Tentara telah mengumumkan perang melawan “pejuang Islam”, mengepung kota Maungdaw, Buthidaung dan Rathedaung, yang menampung sekitar 800.000 orang, dan memberlakukan jam malam dari pukul 18:00 (11:30 GMT) sampai 6:00 (23:30 GMT).
Namun, pendukung Muslim Rohingya memberi laporan jumlah korban tewas yang jauh lebih tinggi, mengatakan kepada Al Jazeera bahwa sedikitnya 800 minoritas Muslim, termasuk puluhan perempuan dan anak-anak, telah terbunuh dalam kekerasan tersebut.
Al Jazeera belum bisa memverifikasi sendiri angka-angka itu secara independen.
Aziz Khan, seorang penduduk Muangdaw, mengatakan bahwa tentara menyerang desanya pada hari Jumat pagi dan mulai menembaki mobil dan rumah-rumah penduduk tanpa pandang bulu.
“Pasukan pemerintah dan polisi penjaga perbatasan membunuh sedikitnya 11 orang di desaku. Ketika mereka tiba, mereka mulai menembaki segala sesuatu yang bergerak. Beberapa tentara kemudian melakukan serangan pembakaran.
“Perempuan dan anak-anak juga termasuk di antara korban tewas,” katanya. “Bahkan bayi pun menjadi korban.”
Ro Nay San Lwin, seorang aktivis Rohingya dan blogger yang berbasis di Eropa, mengatakan antara 5.000 hingga 10.000 orang terusir dari rumah mereka oleh serangan baru-baru ini
Dengan menggunakan jaringan aktivis di lapangan untuk mendokumentasikan konflik tersebut, San Lwin mengatakan bahwa masjid dan madrasah telah dibakar habis, dengan ribuan Muslim terdampar tanpa makanan dan tempat berlindung.
“Paman saya sendiri terpaksa melarikan diri dari pasukan pemerintah dan militer,” katanya kepada Al Jazeera.
“Tidak ada bantuan dari pemerintah, malah rumah rakyat telah hancur dan barang-barang mereka dijarah.
“Tanpa makanan, perlindungan dan perlindungan, mereka tidak tahu kapan mereka akan dibunuh.”
Berbicara kepada Al Jazeera dengan nama samaran, Myint Lwin, seorang penduduk kota Buthidaung mengatakan bahwa “ketakutan telah mencengkeram setiap keluarga.
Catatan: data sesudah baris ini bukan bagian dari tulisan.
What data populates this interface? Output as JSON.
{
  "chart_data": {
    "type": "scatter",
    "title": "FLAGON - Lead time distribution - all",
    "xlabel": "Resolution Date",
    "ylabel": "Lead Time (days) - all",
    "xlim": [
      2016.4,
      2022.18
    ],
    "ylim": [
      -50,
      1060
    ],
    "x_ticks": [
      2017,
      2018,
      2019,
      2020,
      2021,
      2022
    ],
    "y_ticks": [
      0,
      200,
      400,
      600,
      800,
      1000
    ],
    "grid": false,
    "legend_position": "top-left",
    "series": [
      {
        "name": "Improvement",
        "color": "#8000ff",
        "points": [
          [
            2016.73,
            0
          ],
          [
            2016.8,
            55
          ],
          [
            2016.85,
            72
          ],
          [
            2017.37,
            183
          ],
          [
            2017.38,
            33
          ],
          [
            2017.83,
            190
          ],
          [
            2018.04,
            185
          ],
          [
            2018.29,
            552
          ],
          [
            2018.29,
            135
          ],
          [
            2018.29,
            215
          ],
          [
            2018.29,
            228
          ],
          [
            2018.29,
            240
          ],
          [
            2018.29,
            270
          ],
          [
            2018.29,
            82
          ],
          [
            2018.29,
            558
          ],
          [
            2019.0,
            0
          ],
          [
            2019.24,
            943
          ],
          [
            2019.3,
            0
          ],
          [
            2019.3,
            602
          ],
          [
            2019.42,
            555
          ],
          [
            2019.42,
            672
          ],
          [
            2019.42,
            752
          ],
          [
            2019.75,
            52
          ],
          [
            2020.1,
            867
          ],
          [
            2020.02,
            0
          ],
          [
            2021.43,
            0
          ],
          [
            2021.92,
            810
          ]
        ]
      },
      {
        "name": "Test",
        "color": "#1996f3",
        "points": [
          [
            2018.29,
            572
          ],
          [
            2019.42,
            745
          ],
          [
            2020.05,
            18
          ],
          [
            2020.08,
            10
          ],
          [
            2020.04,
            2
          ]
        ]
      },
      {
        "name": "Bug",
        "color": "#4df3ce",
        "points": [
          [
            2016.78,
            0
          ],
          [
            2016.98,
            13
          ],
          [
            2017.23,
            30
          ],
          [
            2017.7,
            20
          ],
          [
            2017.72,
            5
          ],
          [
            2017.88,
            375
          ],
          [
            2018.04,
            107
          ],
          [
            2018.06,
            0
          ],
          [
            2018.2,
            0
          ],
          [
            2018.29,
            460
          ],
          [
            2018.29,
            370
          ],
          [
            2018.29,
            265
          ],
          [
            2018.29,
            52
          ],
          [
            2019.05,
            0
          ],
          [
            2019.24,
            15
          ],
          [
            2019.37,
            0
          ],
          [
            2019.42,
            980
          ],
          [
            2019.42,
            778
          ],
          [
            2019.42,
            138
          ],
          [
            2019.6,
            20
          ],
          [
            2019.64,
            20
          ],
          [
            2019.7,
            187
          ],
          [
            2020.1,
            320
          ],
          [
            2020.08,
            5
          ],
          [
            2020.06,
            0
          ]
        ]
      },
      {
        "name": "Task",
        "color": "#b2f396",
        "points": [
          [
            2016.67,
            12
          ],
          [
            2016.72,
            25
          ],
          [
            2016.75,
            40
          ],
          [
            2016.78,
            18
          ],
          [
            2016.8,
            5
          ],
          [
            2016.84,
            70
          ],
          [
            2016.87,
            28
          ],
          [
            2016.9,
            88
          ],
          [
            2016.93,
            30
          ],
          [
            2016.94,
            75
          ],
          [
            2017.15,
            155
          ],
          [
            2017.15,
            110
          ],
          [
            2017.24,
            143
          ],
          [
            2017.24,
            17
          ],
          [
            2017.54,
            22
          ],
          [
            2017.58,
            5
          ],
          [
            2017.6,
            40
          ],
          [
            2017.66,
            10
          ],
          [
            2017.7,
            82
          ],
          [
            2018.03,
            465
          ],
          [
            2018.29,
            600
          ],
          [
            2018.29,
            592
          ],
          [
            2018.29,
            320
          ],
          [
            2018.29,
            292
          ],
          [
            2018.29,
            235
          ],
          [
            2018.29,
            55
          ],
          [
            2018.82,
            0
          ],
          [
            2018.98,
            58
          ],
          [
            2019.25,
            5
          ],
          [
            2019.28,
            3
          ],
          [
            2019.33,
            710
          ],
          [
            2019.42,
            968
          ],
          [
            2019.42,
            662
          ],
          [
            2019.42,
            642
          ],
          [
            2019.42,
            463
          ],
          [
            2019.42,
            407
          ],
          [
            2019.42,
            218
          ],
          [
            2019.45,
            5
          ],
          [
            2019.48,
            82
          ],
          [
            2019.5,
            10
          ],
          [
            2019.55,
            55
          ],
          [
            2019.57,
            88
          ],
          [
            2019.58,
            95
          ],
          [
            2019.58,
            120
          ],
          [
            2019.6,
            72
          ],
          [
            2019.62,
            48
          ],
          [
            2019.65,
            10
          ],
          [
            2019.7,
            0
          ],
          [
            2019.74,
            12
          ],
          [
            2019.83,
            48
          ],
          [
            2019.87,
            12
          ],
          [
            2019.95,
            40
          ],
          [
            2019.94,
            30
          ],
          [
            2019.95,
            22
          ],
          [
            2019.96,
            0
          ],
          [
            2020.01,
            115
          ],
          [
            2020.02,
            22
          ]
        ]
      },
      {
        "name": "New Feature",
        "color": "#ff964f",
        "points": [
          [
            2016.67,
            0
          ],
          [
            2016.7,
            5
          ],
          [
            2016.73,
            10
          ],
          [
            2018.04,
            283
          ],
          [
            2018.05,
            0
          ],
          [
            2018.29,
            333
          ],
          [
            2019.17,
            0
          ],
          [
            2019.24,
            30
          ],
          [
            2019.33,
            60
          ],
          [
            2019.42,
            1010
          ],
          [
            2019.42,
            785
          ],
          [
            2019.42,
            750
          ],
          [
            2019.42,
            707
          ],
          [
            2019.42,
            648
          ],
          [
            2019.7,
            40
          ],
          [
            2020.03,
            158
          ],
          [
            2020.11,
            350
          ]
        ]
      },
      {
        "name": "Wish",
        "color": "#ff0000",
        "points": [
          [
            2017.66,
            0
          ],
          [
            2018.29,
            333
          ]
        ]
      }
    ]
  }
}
“Orang-orang telah menyebarkan video tentang pembunuhan di WhatsApp berisi wanita dan anak-anak dibunuh. Warga yang tidak bersalah ditembak mati. Anda tidak bisa mulai membayangkan betapa takutnya kita.
“Tidak ada yang mau meninggalkan rumah mereka, Muslim takut pergi ke mana saja, rumah sakit, pasar, dimana saja. Ini adalah situasi yang sangat berbahaya.”
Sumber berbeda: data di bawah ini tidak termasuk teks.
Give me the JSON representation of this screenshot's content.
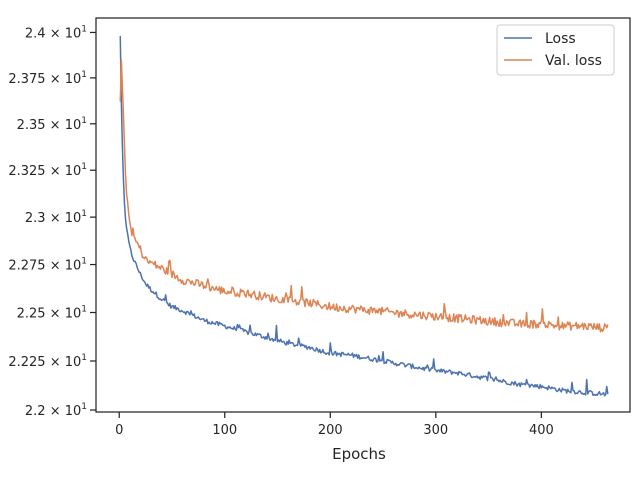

Video yang diunggah di media sosial menunjukkan puluhan pria, wanita dan anak-anak melarikan diri hanya dengan pakaian di punggung mereka saat mencari perlindungan di sawah dan sawah.
Keamanan memburuk tajam di Rakhine sejak pemerintah Aung San Suu Kyi mengirim ribuan tentara ke desa dan dusun Rohingya Oktober lalu setelah sembilan polisi tewas akibat serangan balasan yang dilakukan oleh kelompok bersenjata Rohingya terhadap pos-pos perbatasan.
Pasukan Myanmar lalu melakukan serangan pembakaran, pembunuhan dan pemerkosaan; Dan memaksa lebih dari 87.000 warga Rohingya melarikan diri ke Bangladesh.
Matthew Smith, chief executive officer di Fortify Rights, sebuah kelompok hak asasi manusia, mengatakan ketika “pihak berwenang memperlakukan semua warga Muslim Rohingya sebagai kombatan”, maka penilaian pemerintah tentang kekerasan tersebut “diragukan bersifat baik”.
“Pemerintah telah menolak untuk bekerja sama dengan Misi Pencarian Fakta PBB di Rakhine dan ada tuduhan serius bahwa militer menyerang warga sipil yang tidak bersenjata,” katanya kepada Al Jazeera pada hari Ahad.
“Banyak orang dalam pelarian dan mereka membutuhkan perlindungan serius dan pihak berwenang tidak mempermudah jalan untuk membantu mereka.”
Negara bagian Rakhine adalah rumah bagi sebagian besar 1,1 juta warga Myanmar Rohingya, yang hidup sebagian besar dalam kemiskinan dan menghadapi diskriminasi yang meluas oleh mayoritas umat Buddha.
Warga minoritas Muslim Rohingya secara luas dicerca sebagai migran ilegal dari Bangladesh, meskipun telah tinggal di daerah tersebut selama beberapa generasi.
Mereka dianggap tidak memiliki kewarganegaraan oleh pemerintah dan PBB yakin tindakan keras tentara tersebut mungkin sebagai pembersihan etnis – sebuah tuduhan yang dibantah pemerintah Aung San Suu Kyi dengan keras.